Science

Now There's a Map of the Milky Way's "Galactic Atmosphere" 

Researchers at the University of Wisconsin-Madison have created the deepest, most comprehensive survey of the ionized hydrogen that permeates the Milky Way.

To create the map, the group used the Wisconsin H-Alpha Mapper (WHAM), an observatory based in Cerro Tololo, Chile that houses a massive X-ray and ultraviolet light spectrometer that can detect interstellar gas by measuring the light shining between stars. The main mission of WHAM is to figure out where energy produced from stars go?

The project has taken nearly ten years. The completed map is helping scientists understand how the Milky Way has evolved over time. The strip of ionized hydrogen in question is 75,000 light years in diameter and 6,000 light years thick, the entire size of the Milky Way plane. Scientists working on the project believe the strip might play a part in the galaxy’s direction and rotation.

“It’s kind of like a galactic atmosphere,” Matt Haffner, a senior scientist at UWM’s astronomy department and developer of WHAM, said in a news release.

This “atmosphere” plays a huge rule in the life cycle of stars: When stars die, the remaining gas and dust feeds right back into the strip to help form new stars.

A survey image of ionized hydrogen gas in the Milky Way, depicted in red.
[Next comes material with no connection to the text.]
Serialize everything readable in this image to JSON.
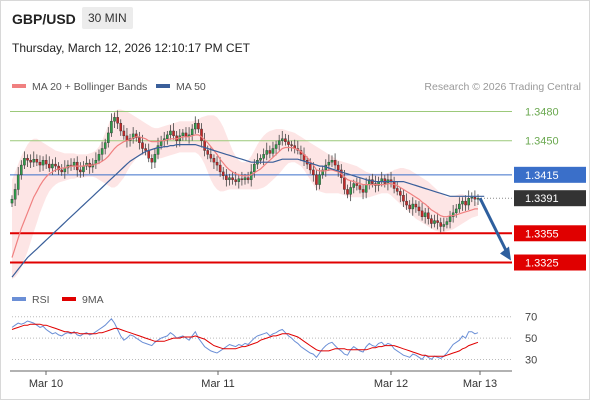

WHAM/UW–Madison/Space Science Institute/National Science Foundation

What perplexed Haffner and his team most was how other stars could form thousands of light-years away from the plane. Their best guess is that other larger stars classified as O-types are so large and highly ionized that their emissions are enough to feed new star life throughout the galaxy. (O-type stars are about 15 to 90 times larger than the sun and typically form deep in the galaxy’s plane.) The group hopes this map and WHAM can help further inform other nearby galaxies like the Large and Small Magellanic Clouds.